Dalva golden white, Andresen Porto Branco and Kopke are all worth a look too. You have a gamut of styles from very dry and 10, 20, 30 or 40-year-old versions to colheita which comes from a single vintage. The oldest I have tried was 1895 and if your list can take something special I’d suggest looking out for 1935, 1952, 1963, 1971 and 1989.

Kopke are masters of aged white port. I’ve tried their Very Old Dry White which was a blend of rare wines from the last century, cask aged for at least 50 years in 300-litre casks. It was, quite simply, mindblowing. They still have some small batches of white port going back over 380 years.

White port is a wonderful, flexible and fascinating wine style that totally deserves to be more widely appreciated, listed and used. It might not be the next big thing, but maybe you could make it your next new thing. Saude!
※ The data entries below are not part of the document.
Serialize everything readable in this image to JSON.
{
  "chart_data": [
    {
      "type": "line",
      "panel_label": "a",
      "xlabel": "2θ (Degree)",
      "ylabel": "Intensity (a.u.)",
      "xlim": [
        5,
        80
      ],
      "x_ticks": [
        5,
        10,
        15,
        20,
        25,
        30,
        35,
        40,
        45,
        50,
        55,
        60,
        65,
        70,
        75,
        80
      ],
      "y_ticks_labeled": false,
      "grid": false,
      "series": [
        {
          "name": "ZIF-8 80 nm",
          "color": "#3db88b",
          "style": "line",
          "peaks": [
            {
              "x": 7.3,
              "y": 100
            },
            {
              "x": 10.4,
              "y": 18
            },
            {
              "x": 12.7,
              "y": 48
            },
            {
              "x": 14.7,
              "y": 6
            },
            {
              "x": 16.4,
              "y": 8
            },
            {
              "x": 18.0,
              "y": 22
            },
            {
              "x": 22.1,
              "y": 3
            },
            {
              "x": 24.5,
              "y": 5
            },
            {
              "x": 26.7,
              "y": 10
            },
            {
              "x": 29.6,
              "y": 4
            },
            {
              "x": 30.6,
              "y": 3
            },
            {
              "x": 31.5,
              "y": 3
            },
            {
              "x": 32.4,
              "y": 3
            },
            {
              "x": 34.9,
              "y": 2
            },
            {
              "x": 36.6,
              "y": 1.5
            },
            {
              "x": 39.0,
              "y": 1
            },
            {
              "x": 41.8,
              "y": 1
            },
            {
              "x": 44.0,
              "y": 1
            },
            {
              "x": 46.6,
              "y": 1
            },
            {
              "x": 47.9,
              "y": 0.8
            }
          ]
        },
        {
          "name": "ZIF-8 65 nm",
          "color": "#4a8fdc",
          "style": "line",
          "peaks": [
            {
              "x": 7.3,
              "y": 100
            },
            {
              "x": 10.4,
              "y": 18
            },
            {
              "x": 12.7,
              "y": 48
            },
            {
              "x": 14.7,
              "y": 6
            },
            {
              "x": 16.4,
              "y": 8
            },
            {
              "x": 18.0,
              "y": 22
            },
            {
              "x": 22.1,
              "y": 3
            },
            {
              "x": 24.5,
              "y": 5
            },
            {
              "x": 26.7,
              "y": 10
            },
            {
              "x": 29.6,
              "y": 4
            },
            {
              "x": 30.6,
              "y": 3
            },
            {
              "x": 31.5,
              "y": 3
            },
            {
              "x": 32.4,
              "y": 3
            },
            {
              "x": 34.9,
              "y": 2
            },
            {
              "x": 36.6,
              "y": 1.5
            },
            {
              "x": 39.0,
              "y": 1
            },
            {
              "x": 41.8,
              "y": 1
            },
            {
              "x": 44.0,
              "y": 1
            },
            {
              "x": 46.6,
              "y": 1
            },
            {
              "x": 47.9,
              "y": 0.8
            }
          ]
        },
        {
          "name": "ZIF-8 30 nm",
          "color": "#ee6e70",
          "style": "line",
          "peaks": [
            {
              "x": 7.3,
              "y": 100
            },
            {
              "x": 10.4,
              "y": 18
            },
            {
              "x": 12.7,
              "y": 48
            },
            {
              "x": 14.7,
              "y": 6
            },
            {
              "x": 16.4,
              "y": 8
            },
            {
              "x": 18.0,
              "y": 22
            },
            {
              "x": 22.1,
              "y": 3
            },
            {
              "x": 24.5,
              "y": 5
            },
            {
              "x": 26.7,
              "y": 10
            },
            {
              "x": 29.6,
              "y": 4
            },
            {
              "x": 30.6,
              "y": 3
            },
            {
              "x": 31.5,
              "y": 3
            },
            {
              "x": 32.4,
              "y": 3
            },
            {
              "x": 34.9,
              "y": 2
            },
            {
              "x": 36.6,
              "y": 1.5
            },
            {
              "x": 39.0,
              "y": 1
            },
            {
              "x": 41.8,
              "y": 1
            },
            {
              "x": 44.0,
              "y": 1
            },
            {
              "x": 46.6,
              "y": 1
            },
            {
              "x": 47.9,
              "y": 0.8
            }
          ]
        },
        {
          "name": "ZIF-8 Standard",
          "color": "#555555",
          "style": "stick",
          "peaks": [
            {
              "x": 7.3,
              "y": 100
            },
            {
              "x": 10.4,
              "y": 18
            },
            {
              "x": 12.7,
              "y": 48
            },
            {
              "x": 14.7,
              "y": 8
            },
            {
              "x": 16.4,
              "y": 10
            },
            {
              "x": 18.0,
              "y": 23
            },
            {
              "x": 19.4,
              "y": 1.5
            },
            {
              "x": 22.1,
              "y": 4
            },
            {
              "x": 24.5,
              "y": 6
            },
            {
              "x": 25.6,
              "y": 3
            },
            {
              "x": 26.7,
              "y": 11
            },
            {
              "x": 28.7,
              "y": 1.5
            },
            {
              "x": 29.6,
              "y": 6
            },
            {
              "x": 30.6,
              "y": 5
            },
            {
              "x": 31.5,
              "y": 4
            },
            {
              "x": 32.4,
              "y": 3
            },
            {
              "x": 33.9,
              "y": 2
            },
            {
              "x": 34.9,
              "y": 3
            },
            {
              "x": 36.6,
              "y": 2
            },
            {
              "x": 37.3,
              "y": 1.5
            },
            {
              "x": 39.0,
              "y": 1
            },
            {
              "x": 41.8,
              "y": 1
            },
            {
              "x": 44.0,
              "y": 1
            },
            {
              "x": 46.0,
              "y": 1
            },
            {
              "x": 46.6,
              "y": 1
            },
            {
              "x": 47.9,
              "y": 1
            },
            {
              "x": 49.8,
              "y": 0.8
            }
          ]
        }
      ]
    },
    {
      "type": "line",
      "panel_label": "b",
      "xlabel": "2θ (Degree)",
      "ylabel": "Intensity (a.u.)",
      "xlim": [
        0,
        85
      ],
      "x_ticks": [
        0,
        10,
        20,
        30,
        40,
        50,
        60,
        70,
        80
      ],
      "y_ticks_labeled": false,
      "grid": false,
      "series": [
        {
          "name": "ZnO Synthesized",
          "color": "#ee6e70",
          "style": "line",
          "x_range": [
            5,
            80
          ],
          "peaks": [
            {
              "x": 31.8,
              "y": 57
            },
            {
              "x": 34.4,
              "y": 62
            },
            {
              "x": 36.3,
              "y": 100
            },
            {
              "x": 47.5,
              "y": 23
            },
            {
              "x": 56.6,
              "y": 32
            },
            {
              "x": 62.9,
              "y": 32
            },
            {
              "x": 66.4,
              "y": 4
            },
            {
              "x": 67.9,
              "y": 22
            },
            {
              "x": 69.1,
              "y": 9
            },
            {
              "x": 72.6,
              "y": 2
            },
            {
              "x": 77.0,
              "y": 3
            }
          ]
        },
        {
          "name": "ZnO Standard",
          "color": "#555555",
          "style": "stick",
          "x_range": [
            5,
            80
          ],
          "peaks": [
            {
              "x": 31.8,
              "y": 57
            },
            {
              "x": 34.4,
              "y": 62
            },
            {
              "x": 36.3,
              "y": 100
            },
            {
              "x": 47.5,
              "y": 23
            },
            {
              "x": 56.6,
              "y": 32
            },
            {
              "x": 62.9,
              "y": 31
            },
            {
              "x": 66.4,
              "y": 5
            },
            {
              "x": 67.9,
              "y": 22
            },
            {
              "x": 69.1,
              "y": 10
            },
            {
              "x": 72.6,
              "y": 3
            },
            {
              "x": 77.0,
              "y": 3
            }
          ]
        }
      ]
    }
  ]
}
Esgana Cao: Canines beware

1 Grape varieties – there are 46 (!) approved varieties for white port, but the most common are Malvasia, Rabigato, Codega, Viosinho, Arinto, and Folgosao (Terrantez in Madeira). Esgana Cao (aka Sercial in Madeira) isn’t used much, but since its name means “dog strangler” we thought you’d want to know about it.

2 Ageing – all white port is aged for a minimum of three years; colheita for at least seven years – though many houses age for a lot longer than this.

3 Barrels – are crucial to white port, since these are barrel-aged, not bottle-aged wines. Containers vary from 225-litre casks to 7,500-litre vats.House style, on all ageing matters, is crucial.

4 Age statements are 10, 20, 30 and 40-year-old, plus Very Old White Port. The age statement is an AVERAGE age of the wines in the bottle. Colheita wines are barrel aged from a single vintage.

5 Preservation – because these are an oxidised style they don’t depreciate once opened. Young white ports can last for a couple of weeks; colheitas (under 15 years) for a couple of months. Older colheitas and aged whites can last 2-4 months. Obviously, this is great news for restaurants.

6 Sugar levels – Extra dry – 17,5 to  40 gr/l; Dry – 40 to 65 gr/l; Semi-dry  – 65 to 90 gr/l; Sweet  – 90 to 130 gr/l; Very Sweet or Lágrima – >130 gr/l

7 Flavours – younger ports are quite forward, with flavours of citrus, tea, white flowers, honey and preserved fruit. Older ones move into dried fruits, figs, walnuts, almonds, orange peel and spice.